Si hay una región vinícola en Castilla y León en las que los vinos claretes adquieren su sentido en la actualidad es la Denominación de Origen Cigales. La reacción a la frase ‘ponme un clarete’ en la provincia es sinónimo de que el camarero sirva ‘ipso facto’ un rosado de esta zona.

En Ribera del Duero, mucho antes de que se constituyera como Denominación de Origen en 1982,  no era común encontrar un majuelo con una sola variedad, como ocurre en la actualidad de manera generalizada.

La Tempranillo o Tinta Fina era la variedad predominante pero estaba a su vez acompañada de otras tintas, como la Garnacha o la Bobal (aquí llamada Valenciana), y la uva blanca Albillo, muy en boca en estos últimos años.

Tiempos atrás, la uva y el vino formaban parte de la alimentación diaria de centenares de familias. Durante la vendimia, las bayas servían para alimentar a los viticultores y el vino para saciar la sed de todos los que trabajaban en el campo. Vinos de poco color, como consecuencia del rico y variado mosaico de variedades que formaban los viñedos, y con poco grado alcohólico, pues la vendimia se realizaba en fechas mucho más tempranas que las actuales y los rendimientos eran mayores, pues no era común la costumbre de aclarear racimos y reducir los rendimientos, por lo que las maduraciones alcanzadas en las bayas eran inferiores a lo que hoy en día estamos habituados.

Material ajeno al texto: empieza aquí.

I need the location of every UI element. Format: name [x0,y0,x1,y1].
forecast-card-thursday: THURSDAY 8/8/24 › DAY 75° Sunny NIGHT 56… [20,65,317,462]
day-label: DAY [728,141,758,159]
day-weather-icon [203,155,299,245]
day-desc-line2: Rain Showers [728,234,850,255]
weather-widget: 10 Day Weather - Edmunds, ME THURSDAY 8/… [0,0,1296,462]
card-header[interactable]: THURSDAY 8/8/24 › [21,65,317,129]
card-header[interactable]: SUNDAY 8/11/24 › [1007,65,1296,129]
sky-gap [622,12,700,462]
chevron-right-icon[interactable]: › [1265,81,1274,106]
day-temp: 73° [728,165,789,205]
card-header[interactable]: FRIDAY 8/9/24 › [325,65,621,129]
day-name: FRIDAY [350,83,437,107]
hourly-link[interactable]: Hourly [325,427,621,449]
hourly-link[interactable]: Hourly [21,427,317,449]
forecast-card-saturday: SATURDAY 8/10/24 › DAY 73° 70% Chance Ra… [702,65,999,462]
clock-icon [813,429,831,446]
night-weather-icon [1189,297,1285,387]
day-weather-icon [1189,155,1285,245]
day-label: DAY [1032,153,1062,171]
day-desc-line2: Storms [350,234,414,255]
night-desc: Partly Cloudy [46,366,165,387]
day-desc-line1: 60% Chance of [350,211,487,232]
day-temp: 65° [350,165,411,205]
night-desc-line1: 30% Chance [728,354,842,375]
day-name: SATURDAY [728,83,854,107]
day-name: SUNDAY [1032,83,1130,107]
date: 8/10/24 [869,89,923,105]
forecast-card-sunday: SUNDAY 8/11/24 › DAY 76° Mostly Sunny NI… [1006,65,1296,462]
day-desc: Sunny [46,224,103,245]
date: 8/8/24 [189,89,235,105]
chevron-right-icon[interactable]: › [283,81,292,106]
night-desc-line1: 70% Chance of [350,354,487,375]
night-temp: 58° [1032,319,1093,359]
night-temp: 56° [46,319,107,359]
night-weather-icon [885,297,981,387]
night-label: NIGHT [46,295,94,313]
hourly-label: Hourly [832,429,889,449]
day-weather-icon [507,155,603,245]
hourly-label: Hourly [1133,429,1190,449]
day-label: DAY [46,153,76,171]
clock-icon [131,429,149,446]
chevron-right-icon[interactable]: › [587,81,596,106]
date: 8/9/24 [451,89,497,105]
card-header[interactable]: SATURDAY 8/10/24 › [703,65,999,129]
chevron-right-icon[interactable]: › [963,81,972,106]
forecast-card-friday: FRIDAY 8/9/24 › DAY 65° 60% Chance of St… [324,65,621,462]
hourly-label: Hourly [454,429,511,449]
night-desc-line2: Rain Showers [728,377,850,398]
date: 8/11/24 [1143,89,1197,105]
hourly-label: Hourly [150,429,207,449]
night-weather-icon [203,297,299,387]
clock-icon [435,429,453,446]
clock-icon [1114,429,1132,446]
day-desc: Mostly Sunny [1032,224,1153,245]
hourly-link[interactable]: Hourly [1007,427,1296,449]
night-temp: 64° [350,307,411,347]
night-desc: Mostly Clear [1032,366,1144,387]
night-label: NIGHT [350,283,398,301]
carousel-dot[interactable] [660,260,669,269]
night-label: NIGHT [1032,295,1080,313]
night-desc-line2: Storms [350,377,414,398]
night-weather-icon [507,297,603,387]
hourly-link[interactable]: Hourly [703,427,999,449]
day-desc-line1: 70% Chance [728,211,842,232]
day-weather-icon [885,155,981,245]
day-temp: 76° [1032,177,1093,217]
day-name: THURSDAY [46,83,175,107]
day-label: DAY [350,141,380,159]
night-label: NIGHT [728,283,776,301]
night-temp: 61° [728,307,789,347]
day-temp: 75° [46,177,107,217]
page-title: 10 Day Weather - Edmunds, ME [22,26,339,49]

Evidentemente tampoco existían los avances enológicos de los que disponemos en la actualidad. Las decisiones de vendimia respondían a cuestiones como si la baya estaba dulce o, en el mejor de los casos, si la pepita era de color marrón o verde… También a aspectos tan sencillos y poco ortodoxos como cuándo estaba libre la familia para recoger la uva de un majuelo o lo que indicaba el calendario cultural. En Ribera del Duero lo normal era vendimiar el Día del Pilar (12 de octubre), festivo nacional y por tanto un día en el que las familias podían juntarse para llevar a cabo la vendimia.

Una vez que los cestos cargados con uva llegaban a los lagares, el procedimiento era igualmente tradicional. No existían los depósitos de acero inoxidable y mucho menos había interés en descubrir qué aromas o sabores distintos expresaban los mostos y vinos procedentes de las diversas parcelas, con su variabilidad de uvas y sus diferencias de suelos u orientación.

Vinificación de uvas blancas y tintas juntas

Las uvas, blancas y tintas, de cualesquiera variedades, se vinificaban todas juntas. El método habitual era pisar los racimos con los pies, recoger el mosto escurrido y, después, introducir el líquido resultante, junto con la materia sólida de la uva estrujada, en barricas de roble o lagares de adobe. ¿Qué tipos de madera? Lo tradicional era el castaño, antes de que llegaran los barriles de roble.

Tampoco se usaban levaduras comerciales. En los viñedos, donde no se empleaban productos de síntesis químicas, existía una población suficiente de micro-organismos para que la fermentación alcohólica de desarrollara por sí sola. Por lo tanto, los vinos quedaban a expensas del buen hacer y la intuición de los vinateros y las bondades climatológicas de las añadas.

El resultado de estas prácticas culturales eran vinos de poco grado, ya que no había ningún tipo de control sobre al grado alcohólico probable en el viñedo, y escaso color, como consecuencia de las breves maceraciones y el empleo de un porcentaje importante de variedades blancas, principalmente el Albillo, aún presente en la mayor parte de los viñedos viejos de la Ribera del  Duero, pero también otras como Pirulés o la Palomino. Ni tintos, ni blancos, ni los rosados color ‘gominola’ a los que estamos acostumbrados; sino vinos tintos de capa baja y con una cierta ‘chispa’ debido al CO2 derivado de esa ‘maceración carbónica’, resultado de la fermentación con parte de la uva casi entera.

Los claretes de la Ribera del Duero se siguen elaborando, aunque en mucha menor medida, sobre todo para autoconsumo. ¡Y desde Bodegas Comenge los reivindicamos como parte de nuestra cultura vinícola!